# Quiz Does it Again... ASCA Agility!



## FlyingQuizini (Oct 24, 2006)

Quiz is on a roll! 

We ran five rings of ASCA Open Agility today. He went four for five with all clean runs (10 point Qs) and FIRST PLACEMENTS!

He finished his Open Jumpers title, earned an Open Jumpers bumper leg and picked up two Open Standard legs!

He's getting quite a fan club at the ASCA trials, too! 

After running agility for for weekends in a row, I think we're taking next weekend off!

Thanks for letting us share!

-Stephanie


----------



## TheHooch (May 9, 2007)

Way to go you two!!!!!!! Ya'll just continue to impress!!!!

Hooch


----------



## katieanddusty (Feb 9, 2006)

Whoa, MORE brags! Congrats, Quiz is amazing


----------



## hawtee (Nov 1, 2006)

Oh my, you 2 are on a roll!! btw loved the weave pic of Quiz was that taken by Tien? looks like one of her shots...awesome..


----------



## BeauShel (May 20, 2007)

Way to go Quiz. Congratulations Stephanie you must be such a proud mommy.


----------



## bwoz (Jul 12, 2007)

i dont know much about agility competitions, but even to me that sounds impressive! way to go :nchuck:


----------



## HovawartMom (Aug 10, 2006)

Congrats!.Any more pictures or videos?.


----------



## FlyingQuizini (Oct 24, 2006)

hawtee said:


> Oh my, you 2 are on a roll!! btw loved the weave pic of Quiz was that taken by Tien? looks like one of her shots...awesome..
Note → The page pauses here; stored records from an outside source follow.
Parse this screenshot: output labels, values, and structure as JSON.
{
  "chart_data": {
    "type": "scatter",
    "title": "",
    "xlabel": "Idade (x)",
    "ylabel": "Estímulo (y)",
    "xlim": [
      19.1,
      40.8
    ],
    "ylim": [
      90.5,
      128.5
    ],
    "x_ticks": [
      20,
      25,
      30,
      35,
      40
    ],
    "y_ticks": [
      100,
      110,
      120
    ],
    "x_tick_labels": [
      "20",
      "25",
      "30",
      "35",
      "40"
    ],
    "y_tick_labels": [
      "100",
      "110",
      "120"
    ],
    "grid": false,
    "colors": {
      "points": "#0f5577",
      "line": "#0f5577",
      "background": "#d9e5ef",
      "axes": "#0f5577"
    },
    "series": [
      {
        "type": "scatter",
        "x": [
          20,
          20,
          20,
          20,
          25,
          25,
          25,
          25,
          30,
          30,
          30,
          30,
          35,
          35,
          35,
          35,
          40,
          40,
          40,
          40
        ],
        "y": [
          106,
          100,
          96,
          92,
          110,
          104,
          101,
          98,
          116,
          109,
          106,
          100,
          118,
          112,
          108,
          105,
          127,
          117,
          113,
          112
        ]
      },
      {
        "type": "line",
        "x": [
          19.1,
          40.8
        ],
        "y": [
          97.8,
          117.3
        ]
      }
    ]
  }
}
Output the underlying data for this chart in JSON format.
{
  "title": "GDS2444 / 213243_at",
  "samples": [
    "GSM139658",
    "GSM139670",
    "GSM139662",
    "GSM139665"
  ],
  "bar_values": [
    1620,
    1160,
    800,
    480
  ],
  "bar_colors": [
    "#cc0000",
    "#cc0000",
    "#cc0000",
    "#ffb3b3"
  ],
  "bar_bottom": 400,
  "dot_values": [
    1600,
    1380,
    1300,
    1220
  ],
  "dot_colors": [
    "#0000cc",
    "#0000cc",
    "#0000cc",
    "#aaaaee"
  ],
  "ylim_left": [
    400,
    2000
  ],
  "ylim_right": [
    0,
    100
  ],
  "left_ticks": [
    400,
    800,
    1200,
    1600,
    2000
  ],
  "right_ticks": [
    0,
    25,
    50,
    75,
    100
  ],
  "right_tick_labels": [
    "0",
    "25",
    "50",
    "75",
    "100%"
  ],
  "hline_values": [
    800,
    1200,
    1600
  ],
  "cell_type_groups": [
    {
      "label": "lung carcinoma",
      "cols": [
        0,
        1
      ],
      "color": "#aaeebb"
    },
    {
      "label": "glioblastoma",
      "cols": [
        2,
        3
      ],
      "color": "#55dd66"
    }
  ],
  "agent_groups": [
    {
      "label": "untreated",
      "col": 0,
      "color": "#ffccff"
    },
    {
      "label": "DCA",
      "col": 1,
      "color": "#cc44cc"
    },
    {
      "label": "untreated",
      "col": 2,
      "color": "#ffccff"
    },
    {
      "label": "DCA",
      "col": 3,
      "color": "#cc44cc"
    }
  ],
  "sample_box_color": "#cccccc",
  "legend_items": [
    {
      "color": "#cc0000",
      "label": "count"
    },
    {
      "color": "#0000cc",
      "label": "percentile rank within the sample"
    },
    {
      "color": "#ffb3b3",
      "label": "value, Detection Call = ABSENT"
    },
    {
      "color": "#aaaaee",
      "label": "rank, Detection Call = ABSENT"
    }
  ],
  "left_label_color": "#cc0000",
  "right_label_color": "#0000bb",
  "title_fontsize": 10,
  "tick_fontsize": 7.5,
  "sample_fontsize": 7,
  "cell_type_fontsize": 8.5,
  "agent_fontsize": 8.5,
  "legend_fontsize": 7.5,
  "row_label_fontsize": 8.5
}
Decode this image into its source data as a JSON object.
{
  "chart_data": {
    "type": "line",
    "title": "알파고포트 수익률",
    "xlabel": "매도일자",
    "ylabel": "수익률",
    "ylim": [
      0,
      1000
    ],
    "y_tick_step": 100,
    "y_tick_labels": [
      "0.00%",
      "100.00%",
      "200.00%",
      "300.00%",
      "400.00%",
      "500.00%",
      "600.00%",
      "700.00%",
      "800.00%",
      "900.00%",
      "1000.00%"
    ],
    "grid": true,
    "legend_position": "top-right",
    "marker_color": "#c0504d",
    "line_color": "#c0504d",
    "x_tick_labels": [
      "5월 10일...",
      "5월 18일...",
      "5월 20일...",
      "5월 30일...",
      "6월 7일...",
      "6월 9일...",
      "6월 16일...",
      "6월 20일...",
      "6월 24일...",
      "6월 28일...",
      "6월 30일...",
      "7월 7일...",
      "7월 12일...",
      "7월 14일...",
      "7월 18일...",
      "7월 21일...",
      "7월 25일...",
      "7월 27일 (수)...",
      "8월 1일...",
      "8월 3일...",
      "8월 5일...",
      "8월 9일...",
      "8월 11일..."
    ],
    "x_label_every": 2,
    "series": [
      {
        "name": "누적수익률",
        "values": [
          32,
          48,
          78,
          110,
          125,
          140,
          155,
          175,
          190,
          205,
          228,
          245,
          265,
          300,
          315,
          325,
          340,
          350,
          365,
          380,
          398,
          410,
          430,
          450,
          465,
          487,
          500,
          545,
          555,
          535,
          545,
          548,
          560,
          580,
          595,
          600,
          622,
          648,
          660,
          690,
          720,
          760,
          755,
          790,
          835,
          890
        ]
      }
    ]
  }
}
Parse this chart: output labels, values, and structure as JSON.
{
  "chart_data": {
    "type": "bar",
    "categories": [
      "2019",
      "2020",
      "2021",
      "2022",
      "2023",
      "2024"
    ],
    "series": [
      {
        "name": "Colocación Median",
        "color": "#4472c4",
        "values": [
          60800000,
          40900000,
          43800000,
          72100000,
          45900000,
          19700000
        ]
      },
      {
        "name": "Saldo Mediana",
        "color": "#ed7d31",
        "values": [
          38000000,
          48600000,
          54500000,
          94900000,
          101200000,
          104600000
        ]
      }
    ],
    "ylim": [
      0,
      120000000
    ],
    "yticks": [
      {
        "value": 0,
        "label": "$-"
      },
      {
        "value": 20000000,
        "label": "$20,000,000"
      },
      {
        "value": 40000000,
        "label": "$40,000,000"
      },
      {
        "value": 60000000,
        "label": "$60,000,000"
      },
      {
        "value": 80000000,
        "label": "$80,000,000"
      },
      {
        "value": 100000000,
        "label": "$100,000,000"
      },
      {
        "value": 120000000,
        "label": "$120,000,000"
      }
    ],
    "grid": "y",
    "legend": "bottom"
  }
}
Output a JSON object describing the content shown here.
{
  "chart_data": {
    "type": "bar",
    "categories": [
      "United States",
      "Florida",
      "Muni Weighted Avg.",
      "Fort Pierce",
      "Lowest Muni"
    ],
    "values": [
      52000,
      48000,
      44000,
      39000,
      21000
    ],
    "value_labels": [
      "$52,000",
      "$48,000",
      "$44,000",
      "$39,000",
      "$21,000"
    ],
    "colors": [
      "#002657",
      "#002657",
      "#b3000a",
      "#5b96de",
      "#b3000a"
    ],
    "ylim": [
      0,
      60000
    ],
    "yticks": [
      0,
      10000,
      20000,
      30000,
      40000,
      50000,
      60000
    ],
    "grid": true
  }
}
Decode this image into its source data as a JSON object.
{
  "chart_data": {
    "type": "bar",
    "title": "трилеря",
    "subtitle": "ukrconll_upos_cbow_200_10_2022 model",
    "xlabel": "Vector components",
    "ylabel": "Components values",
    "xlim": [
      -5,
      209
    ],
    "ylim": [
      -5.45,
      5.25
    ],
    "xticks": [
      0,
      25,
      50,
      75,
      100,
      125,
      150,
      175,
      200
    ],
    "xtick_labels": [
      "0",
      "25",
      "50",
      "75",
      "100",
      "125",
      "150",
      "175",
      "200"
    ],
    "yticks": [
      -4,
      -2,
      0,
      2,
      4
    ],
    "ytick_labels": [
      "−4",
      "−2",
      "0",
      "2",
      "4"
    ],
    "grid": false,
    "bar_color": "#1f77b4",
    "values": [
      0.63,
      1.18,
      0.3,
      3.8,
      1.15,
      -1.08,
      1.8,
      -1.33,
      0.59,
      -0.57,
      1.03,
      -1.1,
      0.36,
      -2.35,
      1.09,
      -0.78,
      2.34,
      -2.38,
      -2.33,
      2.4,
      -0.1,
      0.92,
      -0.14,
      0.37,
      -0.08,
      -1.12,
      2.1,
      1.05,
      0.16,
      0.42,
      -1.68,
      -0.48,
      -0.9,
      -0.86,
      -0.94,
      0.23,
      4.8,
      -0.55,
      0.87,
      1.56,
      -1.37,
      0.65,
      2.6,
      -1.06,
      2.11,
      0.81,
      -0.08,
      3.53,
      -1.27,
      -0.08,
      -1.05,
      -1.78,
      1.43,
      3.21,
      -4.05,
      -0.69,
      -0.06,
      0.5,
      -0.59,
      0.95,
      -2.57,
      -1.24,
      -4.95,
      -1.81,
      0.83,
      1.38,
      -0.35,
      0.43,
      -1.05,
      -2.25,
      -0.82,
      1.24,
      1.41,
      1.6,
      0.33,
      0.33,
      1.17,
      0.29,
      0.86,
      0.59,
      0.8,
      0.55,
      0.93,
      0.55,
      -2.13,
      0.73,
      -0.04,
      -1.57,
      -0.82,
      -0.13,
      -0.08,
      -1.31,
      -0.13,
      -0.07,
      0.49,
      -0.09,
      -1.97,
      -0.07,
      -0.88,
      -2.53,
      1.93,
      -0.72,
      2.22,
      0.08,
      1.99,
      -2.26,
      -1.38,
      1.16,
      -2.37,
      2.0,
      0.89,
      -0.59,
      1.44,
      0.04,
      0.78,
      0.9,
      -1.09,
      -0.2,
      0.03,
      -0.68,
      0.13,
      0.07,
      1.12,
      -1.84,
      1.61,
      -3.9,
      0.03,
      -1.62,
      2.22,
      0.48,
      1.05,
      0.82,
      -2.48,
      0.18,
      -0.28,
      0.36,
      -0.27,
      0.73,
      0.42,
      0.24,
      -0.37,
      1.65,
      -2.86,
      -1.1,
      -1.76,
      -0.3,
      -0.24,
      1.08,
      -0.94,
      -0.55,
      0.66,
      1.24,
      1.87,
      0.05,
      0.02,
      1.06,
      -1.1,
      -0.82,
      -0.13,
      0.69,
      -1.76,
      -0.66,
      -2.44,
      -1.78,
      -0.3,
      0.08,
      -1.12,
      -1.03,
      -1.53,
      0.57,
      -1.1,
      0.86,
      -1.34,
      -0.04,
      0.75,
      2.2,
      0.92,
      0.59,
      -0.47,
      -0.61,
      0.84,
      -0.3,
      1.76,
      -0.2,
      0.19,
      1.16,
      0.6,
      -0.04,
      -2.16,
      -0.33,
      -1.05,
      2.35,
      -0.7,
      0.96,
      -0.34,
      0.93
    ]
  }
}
Thanks! Yup, that's a Tien shot! I'm going to have to frame and hang that one!

Hopefully I'll have video from Wags soon. A friend shot it on her little camera and present, we're having a Mac to PC communication problem.....


Thanks, all!

-S


----------



## sharlin (Feb 26, 2007)

Rack 'em up Quiz!!!!! You guys are gonna have to add on to the house for all of his award paraphanalia!!!!


----------



## GoldenShamus (Feb 26, 2007)

Oh Stephanie, that is AWESOME!!!

Congratulations....


----------



## indysmum (Jun 20, 2007)

:appl::appl::appl::appl::nchuck:Congratulations


----------



## LibertyME (Jan 6, 2007)

Way to Go Stephanie and Quiz!
Grabbing life by the tail!
Love to hear your adventures!


----------



## Carsonsdaddy (Nov 1, 2006)

Well...it's probably good that you're taking a weekend off...you gotta let somebody else win sometimes..... 

Way to go Quiz and Steph!!!!


----------



## Sit Happens (Jul 7, 2007)

*WOW! Way to go, Quiz and Stephanie! That is AWESOME!:woot2:


*


----------